みなさんは、土星が何年かけて太陽の周りを1周するか知っていますか?
実は、太陽と土星の間の距離が分かれば、この問題が解けてしまいます。
※惑星に比べて太陽が圧倒的に重たい場合です。また、ここでは、
地球と太陽の関係を基にして考えています。
考える式は、
(太陽からの距離)^3 [AU^3] ÷(太陽の周りを回る時間)^2 [年^2] =(一定)
です。この式はケプラーの第三法則と言います。
ここで、“AU”は天文単位(Astronomical Unit)といい、太陽と地球の間の距離
(約1億5千万km)を1として考えた時の距離の表し方です。例えば、5[AU] とは
太陽と地球の間の距離の5倍のところ、1.5×10^8 ×5 = 7.5×10^8 [km] のこと
です。
では、計算してみましょう。土星が太陽の周りを回る時間をPとします。
太陽と土星との距離は太陽と地球の間の距離の10倍、つまり10[AU]です。
地球の場合、
(太陽からの距離)^3 ÷(太陽の周りを回る時間)^2 =(一定)
1^3 [AU^3] ÷ 1^2 [年^2] =(一定)
土星の場合、
(太陽からの距離)^3 ÷(太陽の周りを回る時間)^2 =(一定)
10^3 [AU^3] ÷ P^2 [年^2] =(一定)
両方とも太陽に対しての関係ですので、
(地球の場合)=(土星の場合)
となるはずですから、
1^3 [AU^3] ÷1^2 [年^2] = 10^3 [AU^3] ÷ P^2 [年^2]
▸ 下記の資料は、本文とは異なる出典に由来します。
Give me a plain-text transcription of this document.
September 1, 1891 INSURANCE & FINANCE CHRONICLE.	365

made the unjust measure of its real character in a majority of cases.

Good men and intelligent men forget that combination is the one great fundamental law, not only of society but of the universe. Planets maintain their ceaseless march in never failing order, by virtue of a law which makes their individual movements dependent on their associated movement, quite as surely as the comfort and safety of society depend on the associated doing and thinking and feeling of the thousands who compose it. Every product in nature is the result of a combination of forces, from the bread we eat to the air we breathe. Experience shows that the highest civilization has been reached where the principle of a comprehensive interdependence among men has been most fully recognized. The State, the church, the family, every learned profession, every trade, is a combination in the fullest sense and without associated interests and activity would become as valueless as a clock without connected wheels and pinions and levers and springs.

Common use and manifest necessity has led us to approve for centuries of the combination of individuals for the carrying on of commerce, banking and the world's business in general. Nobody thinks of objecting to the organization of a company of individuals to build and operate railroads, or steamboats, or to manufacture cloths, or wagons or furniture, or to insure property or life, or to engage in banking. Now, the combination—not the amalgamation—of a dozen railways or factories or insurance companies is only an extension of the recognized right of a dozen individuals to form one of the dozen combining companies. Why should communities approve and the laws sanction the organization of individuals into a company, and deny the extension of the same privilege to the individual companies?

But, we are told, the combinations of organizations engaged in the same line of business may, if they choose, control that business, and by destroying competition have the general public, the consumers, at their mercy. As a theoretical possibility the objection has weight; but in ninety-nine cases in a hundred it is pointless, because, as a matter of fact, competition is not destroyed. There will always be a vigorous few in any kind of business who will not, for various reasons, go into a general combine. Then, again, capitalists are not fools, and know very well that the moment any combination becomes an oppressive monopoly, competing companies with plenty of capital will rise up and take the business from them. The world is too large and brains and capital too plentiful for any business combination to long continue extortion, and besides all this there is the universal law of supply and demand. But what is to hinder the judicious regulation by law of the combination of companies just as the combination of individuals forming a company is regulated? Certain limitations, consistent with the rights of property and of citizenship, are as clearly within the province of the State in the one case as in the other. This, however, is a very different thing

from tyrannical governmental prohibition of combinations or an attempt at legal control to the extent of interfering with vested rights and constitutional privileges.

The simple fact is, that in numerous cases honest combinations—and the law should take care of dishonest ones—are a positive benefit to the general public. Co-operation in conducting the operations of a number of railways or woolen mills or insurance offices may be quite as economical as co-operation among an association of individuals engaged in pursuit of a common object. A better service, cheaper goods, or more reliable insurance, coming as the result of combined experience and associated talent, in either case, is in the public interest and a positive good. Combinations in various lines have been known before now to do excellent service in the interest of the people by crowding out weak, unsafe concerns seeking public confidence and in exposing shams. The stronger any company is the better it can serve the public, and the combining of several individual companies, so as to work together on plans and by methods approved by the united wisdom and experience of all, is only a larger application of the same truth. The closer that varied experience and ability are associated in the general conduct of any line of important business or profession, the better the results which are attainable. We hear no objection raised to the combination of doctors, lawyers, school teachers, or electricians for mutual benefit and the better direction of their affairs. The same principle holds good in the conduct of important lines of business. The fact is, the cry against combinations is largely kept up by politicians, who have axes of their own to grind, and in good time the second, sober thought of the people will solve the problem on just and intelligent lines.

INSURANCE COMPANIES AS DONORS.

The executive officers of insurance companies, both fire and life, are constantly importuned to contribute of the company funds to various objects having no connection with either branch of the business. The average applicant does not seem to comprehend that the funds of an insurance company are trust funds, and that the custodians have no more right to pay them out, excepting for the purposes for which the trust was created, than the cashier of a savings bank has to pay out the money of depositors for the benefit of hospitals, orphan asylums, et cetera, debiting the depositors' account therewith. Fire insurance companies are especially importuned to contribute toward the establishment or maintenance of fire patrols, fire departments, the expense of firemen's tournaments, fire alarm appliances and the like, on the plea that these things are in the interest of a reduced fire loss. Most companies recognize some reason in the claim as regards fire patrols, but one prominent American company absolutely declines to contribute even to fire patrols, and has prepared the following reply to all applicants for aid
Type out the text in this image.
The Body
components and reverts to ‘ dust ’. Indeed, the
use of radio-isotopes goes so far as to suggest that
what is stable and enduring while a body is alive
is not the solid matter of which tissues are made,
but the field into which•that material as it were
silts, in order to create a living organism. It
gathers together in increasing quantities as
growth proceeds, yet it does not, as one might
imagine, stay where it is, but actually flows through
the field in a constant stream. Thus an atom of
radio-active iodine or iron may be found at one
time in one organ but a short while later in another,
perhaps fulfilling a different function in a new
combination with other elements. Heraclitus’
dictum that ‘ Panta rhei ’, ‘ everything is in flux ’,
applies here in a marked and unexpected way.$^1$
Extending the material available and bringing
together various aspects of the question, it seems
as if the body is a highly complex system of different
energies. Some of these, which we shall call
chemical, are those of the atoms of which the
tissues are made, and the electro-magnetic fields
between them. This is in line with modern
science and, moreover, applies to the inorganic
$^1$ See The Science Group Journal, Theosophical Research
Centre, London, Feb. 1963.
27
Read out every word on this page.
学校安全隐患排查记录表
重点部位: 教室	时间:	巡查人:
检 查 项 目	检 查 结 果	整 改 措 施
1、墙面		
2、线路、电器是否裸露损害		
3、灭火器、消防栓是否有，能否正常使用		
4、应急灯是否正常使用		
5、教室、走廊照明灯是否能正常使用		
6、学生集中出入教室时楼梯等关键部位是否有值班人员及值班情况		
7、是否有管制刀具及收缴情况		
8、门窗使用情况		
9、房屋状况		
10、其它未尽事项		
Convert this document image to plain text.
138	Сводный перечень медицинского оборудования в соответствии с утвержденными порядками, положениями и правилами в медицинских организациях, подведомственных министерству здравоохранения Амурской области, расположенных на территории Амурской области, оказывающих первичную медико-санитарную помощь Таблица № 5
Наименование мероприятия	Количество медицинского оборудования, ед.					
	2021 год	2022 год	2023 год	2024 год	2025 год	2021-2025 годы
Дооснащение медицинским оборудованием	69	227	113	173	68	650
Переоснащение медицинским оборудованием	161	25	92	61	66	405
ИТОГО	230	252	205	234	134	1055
1 [AU^3/年^2] = 1000 [AU^3] ÷ P^2 [年^2]
P^2 [年^2] = 1000 [年^2]
となります。
答えは同じ数字をかけると1000になる数字です。
およそ30ですね(30×30=900)。
ということで、土星は太陽の周りを約30年かけて回っているということです。
もちろん、他の惑星の1年を求めたり、逆に太陽の周りを回る時間から、
太陽との間の距離を求めたりすることもできます。
たくさんチャレンジしてみてください。
両辺にかけるあたりで苦戦しましたが、無事解けました。地球と他の惑星では大きさも組成も全然ちがうのに、そんなシンプルな式で表せてしまうことに感動です!
調べてみたら各惑星までの距離は法則があると知って驚きました。宇宙は偶然の重なりのようでいて、法則で示せたりと、とても奥深いんですね。
ところで、昔の人はこの数式を使って距離か公転周期を割り出したんですか?それとも先にわかっていて、あとから数式ができたのでしょうか??
チャレンジをありがとうございます。
そうですね、とてもシンプルで美しいと思います。
各惑星までの距離の法則とは「チチウス・ボーデの法則」
のことでしょうか?もしそうでしたら、これは太陽系だけに
限った偶然の式という見方が強いので、ご注意を!
式ができてからです。といっても、太陽系内の天体の
どれか1つでも距離、もしくは周期が分からないと解け
ないので、どこか1つは式を使わずに、観測によって
知らなければなりません。また、距離を測るのはとても
難しいので、正確な値が出せるようになったのは後々
になってからです。(概算はいくらでもできます)
ありがとうございます。
式はまさにそれです。太陽系に限った偶然説が強いんですね、勉強になりました。偶然と必然の見極めもまた、とても大切なんですね。
式が先なら、これはそれこそとても大切な式なんですね。地球という一点のみから距離を測るのはなんだか難しそうです。いつか機会があれば、そんな紹介もして頂けたら嬉しいです。
他の惑星系が見つかるまでは、僕たちの太陽系がスタンダードなのか特殊なのか分かりませんでしたから、ボーデの式も確認のしようがなかったということです。
まず、観測結果やケプラーの式などを使って、距離の比率だけはしっかりとした太陽系のモデルを作ります。
そして、1つの天体に対して電波反射などを使い、正確な距離を求めれば、全ての惑星について正確な距離を得られます。